Federal courts describe the privileges as protecting marriages, not children. In United States v. Sims, the Sixth Circuit17 stressed the balancing of truth-finding with the “unique intimacy,” of marriage when recognizing a crime-fraud exception to the marital communications privilege.18 There was no mention of the interests of the children. In United States v. Lea, the Seventh Circuit stressed that the Supreme Court has extended the privilege to now-divorced couples to “fully foster this level of trust between married couples.”19 Also, no mention of children. The Third Circuit protected the marriage relationship the most, holding in Appeal of Malfitano that private marital conversation should be protected even when the couple is engaged in criminal activity together.20 According to that court, even marriages involving co-criminals are worth saving.21 It also stated that marriage could be a stabilizing influence on criminals, which might discourage future antisocial behavior.22 Nowhere does it mention children, despite the fact that the court’s policy was sentencing some children to live in criminal households.

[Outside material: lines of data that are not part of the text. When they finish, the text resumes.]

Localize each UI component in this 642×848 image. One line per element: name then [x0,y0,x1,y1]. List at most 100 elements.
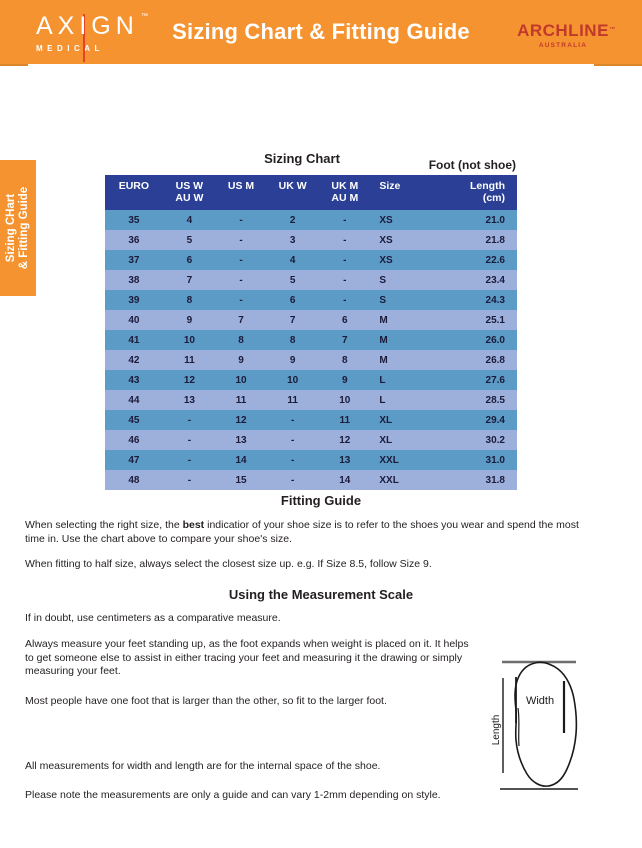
cell-euro: 48 [105,470,163,490]
length-label: Length [491,715,502,746]
cell-uk-w: 5 [265,270,320,290]
cell-us-w: - [162,430,217,450]
cell-uk-w: 10 [265,370,320,390]
cell-length: 21.0 [427,210,517,230]
cell-us-w: - [162,410,217,430]
table-row: 42 11 9 9 8 M 26.8 [105,350,517,370]
cell-us-m: - [216,270,266,290]
width-label: Width [526,695,554,707]
cell-size: XS [370,230,428,250]
measurement-scale-heading: Using the Measurement Scale [228,587,414,602]
table-row: 41 10 8 8 7 M 26.0 [105,330,517,350]
cell-us-m: 13 [216,430,266,450]
cell-us-w: 7 [162,270,217,290]
cell-length: 29.4 [427,410,517,430]
col-uk-m: UK M AU M [319,175,371,210]
cell-size: M [370,350,428,370]
cell-size: M [370,310,428,330]
cell-length: 26.8 [427,350,517,370]
table-header: EURO US W AU W US M UK W UK M AU M Size … [105,175,517,210]
header-accent-line-left [0,64,28,66]
cell-uk-m: 14 [319,470,371,490]
cell-us-m: 10 [216,370,266,390]
cell-euro: 41 [105,330,163,350]
col-uk-m-line1: UK M [331,180,359,192]
measurement-paragraph-2: Always measure your feet standing up, as… [25,638,469,677]
cell-uk-m: - [319,290,371,310]
cell-length: 26.0 [427,330,517,350]
footprint-outline [514,661,578,787]
cell-uk-w: 2 [265,210,320,230]
cell-uk-m: 8 [319,350,371,370]
cell-uk-w: 4 [265,250,320,270]
cell-us-m: 12 [216,410,266,430]
cell-size: XS [370,210,428,230]
cell-us-m: 7 [216,310,266,330]
measurement-paragraph-3: Most people have one foot that is larger… [25,695,387,707]
side-tab-sizing-chart[interactable]: Sizing CHart & Fitting Guide [0,160,36,296]
cell-us-w: 13 [162,390,217,410]
side-tab-rotator: Sizing CHart & Fitting Guide [0,160,36,296]
cell-uk-m: 6 [319,310,371,330]
cell-us-w: 9 [162,310,217,330]
col-length: Length (cm) [427,175,517,210]
table-body: 35 4-2- XS 21.0 36 5-3- XS 21.8 37 6-4- XS 22.6 38 7-… [105,210,517,490]
axign-subtitle: MEDICAL [36,44,104,53]
cell-uk-m: 7 [319,330,371,350]
cell-us-w: 5 [162,230,217,250]
table-row: 35 4-2- XS 21.0 [105,210,517,230]
col-size-line1: Size [379,180,401,192]
cell-length: 24.3 [427,290,517,310]
cell-us-w: 4 [162,210,217,230]
cell-uk-m: 11 [319,410,371,430]
cell-size: XL [370,410,428,430]
header-band [0,0,642,64]
cell-uk-w: 8 [265,330,320,350]
cell-us-m: - [216,210,266,230]
cell-uk-w: - [265,470,320,490]
cell-length: 23.4 [427,270,517,290]
cell-euro: 47 [105,450,163,470]
foot-outline-icon: Width Length [491,660,578,790]
cell-length: 30.2 [427,430,517,450]
cell-size: XXL [370,470,428,490]
header-accent-line-right [594,64,642,66]
cell-uk-m: 13 [319,450,371,470]
cell-size: L [370,390,428,410]
table-row: 37 6-4- XS 22.6 [105,250,517,270]
cell-uk-m: - [319,250,371,270]
col-length-line1: Length [470,180,505,192]
cell-us-m: 15 [216,470,266,490]
cell-uk-m: 9 [319,370,371,390]
cell-us-w: 12 [162,370,217,390]
cell-us-m: 8 [216,330,266,350]
cell-uk-m: 10 [319,390,371,410]
cell-us-w: - [162,470,217,490]
foot-not-shoe-label: Foot (not shoe) [428,158,516,172]
cell-uk-m: - [319,210,371,230]
cell-us-w: - [162,450,217,470]
col-us-w: US W AU W [162,175,217,210]
table-row: 45-12-11 XL 29.4 [105,410,517,430]
measurement-paragraph-4: All measurements for width and length ar… [25,760,381,772]
fitting-guide-paragraph-1: When selecting the right size, the best … [25,519,595,546]
col-uk-w-line1: UK W [278,180,307,192]
table-row: 40 9 7 7 6 M 25.1 [105,310,517,330]
table-row: 36 5-3- XS 21.8 [105,230,517,250]
archline-wordmark-text: ARCHLINE [517,21,609,40]
archline-subtitle: AUSTRALIA [538,42,588,49]
cell-size: XXL [370,450,428,470]
cell-size: XS [370,250,428,270]
col-us-w-line2: AU W [175,192,204,204]
cell-uk-w: - [265,410,320,430]
col-uk-w: UK W [265,175,320,210]
cell-length: 27.6 [427,370,517,390]
cell-euro: 36 [105,230,163,250]
cell-size: XL [370,430,428,450]
col-us-m-line1: US M [227,180,255,192]
table-row: 39 8-6- S 24.3 [105,290,517,310]
col-uk-m-line2: AU M [331,192,359,204]
col-size: Size [370,175,428,210]
axign-red-divider-icon [83,14,85,62]
archline-australia-logo: ARCHLINE ™ AUSTRALIA [510,21,616,50]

The courts of states make similar justifications involved in this case. For example, Tennessee employs a 4-factor test to determine whether a marital communication ought to be privileged, weighing the “injury that would inure to the relation by the disclosure of the communications,”23 against the benefit of the information gathered. Kentucky’s Supreme Court has stated that the two privileges “are designed to protect and enhance the marital relationship at the expense of otherwise useful evidence.”24 It is simply beyond doubt, given the language of reasoning of federal and state courts, that the marital privileges exist to protect the married relationship itself, not the children of the relationship.

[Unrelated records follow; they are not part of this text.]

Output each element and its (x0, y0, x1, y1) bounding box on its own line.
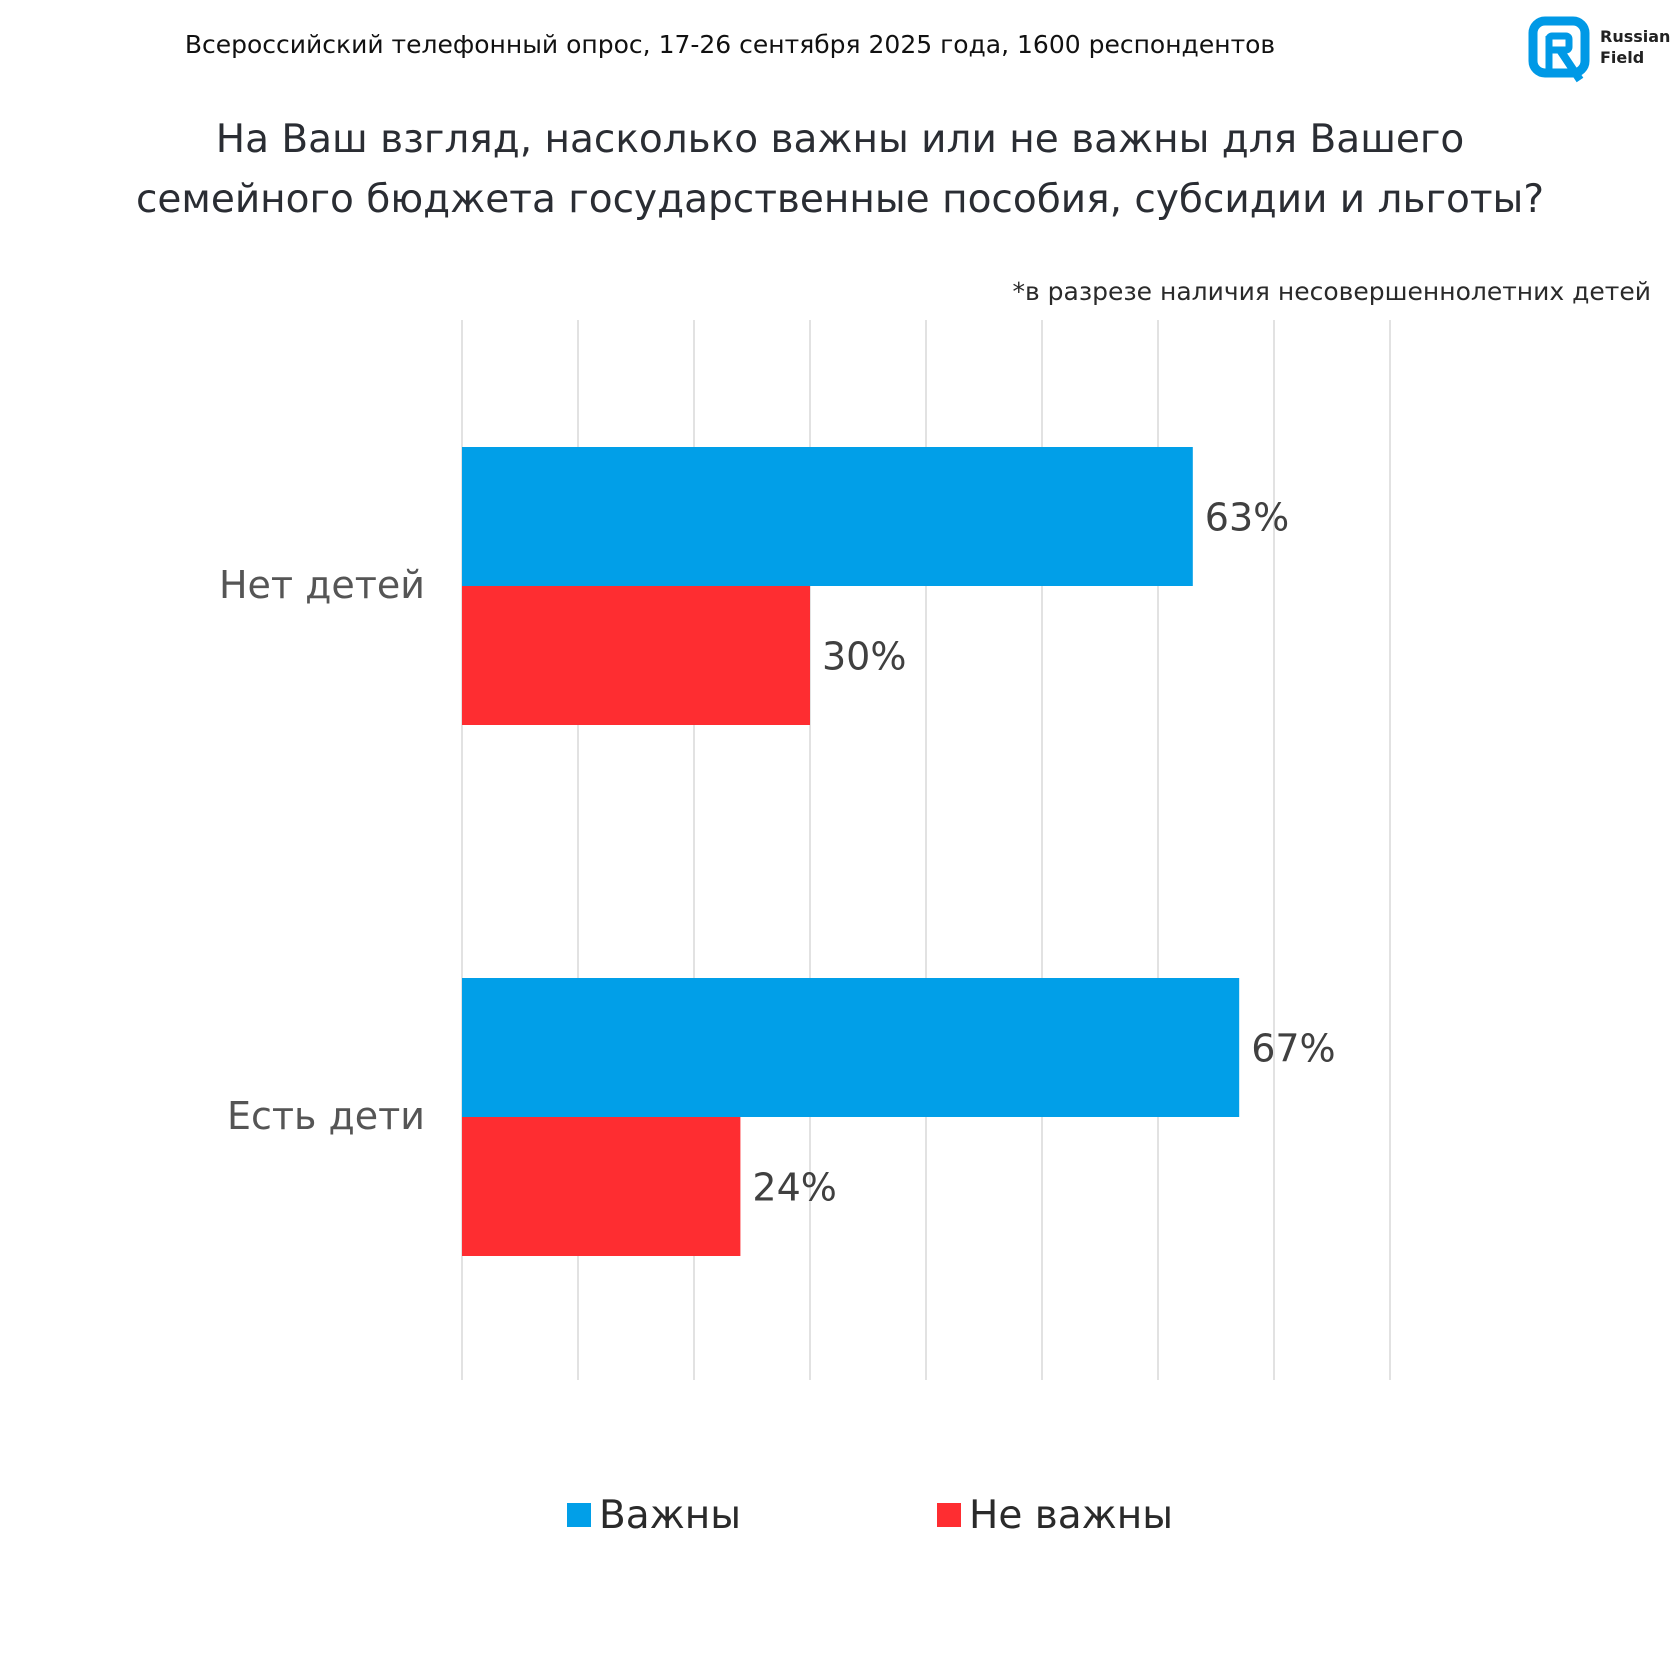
legend-label: Важны (599, 1492, 742, 1538)
logo-line-2: Field (1600, 48, 1645, 67)
bar-not-important (462, 1117, 741, 1256)
legend-swatch (937, 1503, 961, 1527)
data-label: 30% (822, 635, 906, 679)
logo-mark-icon (1528, 16, 1590, 83)
question-line-1: На Ваш взгляд, насколько важны или не ва… (215, 117, 1465, 162)
legend: Важны Не важны (0, 1485, 1680, 1545)
breakdown-note: *в разрезе наличия несовершеннолетних де… (1012, 277, 1651, 306)
legend-item: Не важны (937, 1485, 1173, 1545)
category-label: Есть дети (227, 1094, 425, 1138)
logo-text: Russian Field (1600, 26, 1670, 68)
question-title: На Ваш взгляд, насколько важны или не ва… (40, 110, 1640, 230)
category-label: Нет детей (219, 563, 425, 607)
data-label: 67% (1251, 1027, 1335, 1071)
data-label: 24% (752, 1166, 836, 1210)
legend-label: Не важны (969, 1492, 1174, 1538)
data-label: 63% (1205, 496, 1289, 540)
bar-important (462, 447, 1193, 586)
logo-line-1: Russian (1600, 27, 1671, 46)
survey-info: Всероссийский телефонный опрос, 17-26 се… (184, 30, 1276, 59)
bar-not-important (462, 586, 810, 725)
russian-field-logo: Russian Field (1528, 16, 1678, 84)
legend-item: Важны (567, 1485, 741, 1545)
question-line-2: семейного бюджета государственные пособи… (135, 177, 1545, 222)
legend-swatch (567, 1503, 591, 1527)
labels: Нет детей 63% 30% Есть дети 67% 24% (219, 496, 1336, 1210)
bars (462, 447, 1240, 1256)
bar-important (462, 978, 1240, 1117)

We come to the same conclusion when we look at how the privileges serve to protect parents to the occasional detriment of the children. Some children are certainly living with parents who have been protected from jail solely because the privilege exists. They are harmed when they grow up influenced by the morals, habits, and destruction caused by lawbreakers. While protecting the marital relationship might protect the child indirectly by maintaining stability in the house, it would be antithetical to our system of mass incarceration to say that we would prefer to see children live in a criminal household than in one without a parent. In any event, it is doubtful that many states would take the view that criminals should avoid prison merely because they have children to raise. All of this is further evidence that the states’ interest in the marital evidence privileges is to protect the marital relationship itself, contradicting the stated interest in Obergefeld.

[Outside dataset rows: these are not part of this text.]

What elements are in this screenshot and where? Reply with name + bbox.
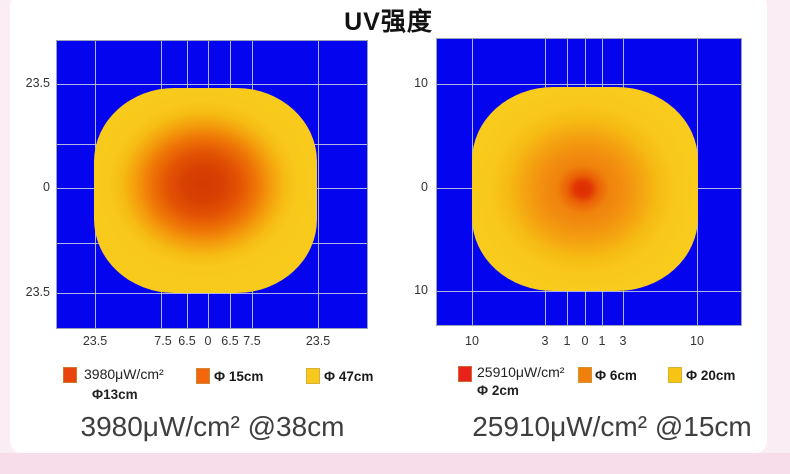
right-x-tick: 3 [619, 334, 627, 348]
gridline [437, 84, 741, 85]
legend-label-peak: 3980μW/cm² [84, 366, 164, 382]
gridline [57, 84, 367, 85]
left-x-tick: 23.5 [305, 334, 331, 348]
right-y-tick: 0 [421, 180, 428, 194]
legend-sublabel-peak: Φ 2cm [477, 383, 519, 398]
left-intensity-blob [94, 88, 317, 293]
right-x-tick: 1 [598, 334, 606, 348]
left-x-tick: 7.5 [154, 334, 172, 348]
right-y-tick: 10 [414, 283, 428, 297]
left-x-tick: 7.5 [243, 334, 261, 348]
legend-label-outer: Φ 20cm [686, 368, 736, 383]
gridline [57, 293, 367, 294]
right-chart-caption: 25910μW/cm² @15cm [472, 411, 752, 442]
left-y-tick: 0 [43, 180, 50, 194]
legend-label-outer: Φ 47cm [324, 369, 374, 384]
legend-label-mid: Φ 6cm [595, 368, 637, 383]
legend-label-mid: Φ 15cm [214, 369, 264, 384]
left-x-tick: 6.5 [178, 334, 196, 348]
right-plot-area [436, 38, 742, 326]
legend-sublabel-peak: Φ13cm [92, 387, 138, 402]
gridline [318, 41, 319, 328]
legend-swatch-peak [458, 366, 472, 382]
legend-swatch-outer [306, 368, 320, 384]
legend-swatch-mid [578, 367, 592, 383]
right-x-tick: 0 [581, 334, 589, 348]
page-title: UV强度 [344, 8, 433, 36]
right-y-tick: 10 [414, 76, 428, 90]
left-plot-area [56, 40, 368, 329]
right-x-tick: 1 [563, 334, 571, 348]
gridline [437, 291, 741, 292]
left-x-tick: 6.5 [221, 334, 239, 348]
left-y-tick: 23.5 [25, 285, 50, 299]
right-x-tick: 10 [465, 334, 479, 348]
left-y-tick: 23.5 [25, 76, 50, 90]
legend-swatch-mid [196, 368, 210, 384]
page-background-strip [0, 453, 790, 474]
legend-label-peak: 25910μW/cm² [477, 364, 565, 380]
left-x-tick: 0 [204, 334, 212, 348]
left-x-tick: 23.5 [82, 334, 108, 348]
right-intensity-blob [472, 87, 698, 291]
legend-swatch-peak [63, 367, 77, 383]
right-x-tick: 3 [541, 334, 549, 348]
legend-swatch-outer [668, 367, 682, 383]
right-x-tick: 10 [690, 334, 704, 348]
left-chart-caption: 3980μW/cm² @38cm [80, 411, 345, 442]
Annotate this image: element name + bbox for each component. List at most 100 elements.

The Supreme Court will be asking whether the stated government interest is legitimate. Looking at the example of marital evidence privileges, we can see that it is not. States create these privileges because they are conferring dignity on the relationships themselves. In Romer v. Evans, the Court applied rational basis review to a Colorado law discriminating on the basis of sexual orientation.25 However, in striking down the initiative, commentators26 and courts27 have noted that the court appeared to have applied rational basis review with “bite.” Even if the court adopts the lowest level of review imaginable—lower than the one it applied in Romer and Windsor—the stated interest cannot justify such discrimination. Common experience, supported by the centuries-old marital evidence privileges, support the conclusion that marriage is undeniably about more than just procreation.